After its defeat in World War I, Germany was banned from operating an air force by the Treaty of Versailles. Following Hitler’s ascent to power, German re-armament began in earnest in the early 1930s although this was initially kept secret because it clearly violated the treaty and the early development of military bombers was disguised as a development program for civilian transport aircraft.
Among the designers seeking to benefit from German re-armament was Ernst Heinkel and entrusting development to two fairly new and untested designers to the company, he decided to create the world’s fastest passenger aircraft, a goal met with scepticism by Germany’s aircraft industry and political leadership.
This ultimately delivered what became the Heinkel He 111 designed by Siegfried and Walter Günter at Heinkel Flugzeugwerke in 1934. Throughout its development it was described as a “wolf in sheep’s clothing”. Due to restrictions placed on Germany after the First World War prohibiting bombers, it maintained the charade and masqueraded as a civil airliner, although from conception the design was intended to provide the nascent Luftwaffe with a fast medium bomber.
Features of the He 111 were apparent in the Heinkel He 70. The first single-engined He 70 Blitz (“Lightning”) rolled off the line in 1932 and immediately started breaking records. In the normal four-passenger version its speed reached 380 km/h (230 mph) when powered by a 447 kW (600 hp) BMW VI engine. The He 70 was designed with an elliptical wing, which the Günther brothers had already incorporated into the Bäumer Sausewind before they joined Heinkel. This wing design became a feature in this and many subsequent designs they developed. The He 70 drew the interest of the Luftwaffe, which was looking for an aircraft with both bomber and transport capabilities.
The He 111 was a twin-engine version of the Blitz, preserving the elliptical inverted gull wing, small rounded control surfaces and BMW engines, so that the new design was often called the Doppel-Blitz (“Double Lightning”). When the Dornier Do 17 displaced the He 70, Heinkel needed a twin-engine design to match its competitors. Heinkel spent 200,000-man hours designing the He 111. The fuselage length was extended to just over 17.4 m/57 ft (from 11.7 m/38 ft 4½ in) and wingspan to 22.6 m/74 ft (from 14.6 m/48 ft).
Perhaps the best-recognised German bomber due to its distinctive, extensively glazed “greenhouse” nose of later versions, the Heinkel He 111 was the most numerous Luftwaffe bomber during the early stages of World War II. The bomber fared well until the Battle of Britain, when its weak defensive armament was exposed.

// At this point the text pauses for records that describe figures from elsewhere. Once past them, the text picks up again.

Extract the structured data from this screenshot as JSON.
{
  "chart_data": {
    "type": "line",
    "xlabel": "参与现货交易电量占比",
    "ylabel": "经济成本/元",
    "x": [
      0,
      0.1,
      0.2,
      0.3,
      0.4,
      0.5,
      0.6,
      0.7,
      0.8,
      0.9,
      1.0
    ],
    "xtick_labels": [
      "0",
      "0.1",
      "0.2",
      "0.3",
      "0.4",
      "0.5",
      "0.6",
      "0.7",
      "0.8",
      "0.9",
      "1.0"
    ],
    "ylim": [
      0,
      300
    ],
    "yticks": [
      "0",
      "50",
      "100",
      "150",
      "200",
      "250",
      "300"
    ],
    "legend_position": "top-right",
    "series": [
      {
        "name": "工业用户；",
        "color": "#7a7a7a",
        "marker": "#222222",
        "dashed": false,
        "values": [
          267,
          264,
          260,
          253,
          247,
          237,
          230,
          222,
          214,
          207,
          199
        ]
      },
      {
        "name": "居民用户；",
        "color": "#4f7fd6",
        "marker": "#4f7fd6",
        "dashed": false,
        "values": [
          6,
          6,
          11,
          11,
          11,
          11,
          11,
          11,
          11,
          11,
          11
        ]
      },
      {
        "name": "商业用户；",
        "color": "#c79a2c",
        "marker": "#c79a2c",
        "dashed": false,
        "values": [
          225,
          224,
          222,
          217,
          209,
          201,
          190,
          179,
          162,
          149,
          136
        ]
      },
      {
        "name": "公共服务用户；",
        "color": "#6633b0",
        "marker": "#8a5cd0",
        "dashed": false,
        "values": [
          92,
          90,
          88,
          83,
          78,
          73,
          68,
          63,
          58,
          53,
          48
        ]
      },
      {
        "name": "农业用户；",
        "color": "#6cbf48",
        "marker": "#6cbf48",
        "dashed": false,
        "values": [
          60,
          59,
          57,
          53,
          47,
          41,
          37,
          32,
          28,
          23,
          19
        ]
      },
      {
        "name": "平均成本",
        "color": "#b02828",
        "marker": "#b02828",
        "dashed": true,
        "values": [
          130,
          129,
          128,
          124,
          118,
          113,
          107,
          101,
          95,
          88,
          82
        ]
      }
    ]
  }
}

Nevertheless, it proved capable of sustaining heavy damage and remaining airborne. As the war progressed, the He 111 was used in a variety of roles on every front in the European theatre. It was used as a strategic bomber during the Battle of Britain, a torpedo bomber in the Atlantic and Arctic, and a medium bomber and a transport aircraft on the Western, Eastern, Mediterranean, Middle Eastern, and North African theatres.
The He 111 was constantly upgraded and modified throughout its life, but became obsolete during the latter part of the war although the German “Bomber B” project was never realised, which forced the Luftwaffe to continue operating the He 111 in combat roles until the end of the war. Manufacture of the He 111 ceased in September 1944, at which point piston-engine bomber production was largely halted in favour of fighter aircraft. With the German bomber force virtually defunct, the He 111 was used for logistics.
Production of the Heinkel continued after the war as the Spanish-built CASA 2.111. Spain received a batch of He 111H-16s in 1943 along with an agreement to licence-build Spanish versions. Its airframe was produced in Spain under licence by Construcciones Aeronáuticas SA. The design differed significantly in its power-plant configuration however, eventually and perhaps ironically being equipped with Rolls-Royce Merlin engines. The Heinkel’s descendant continued in service until 1973.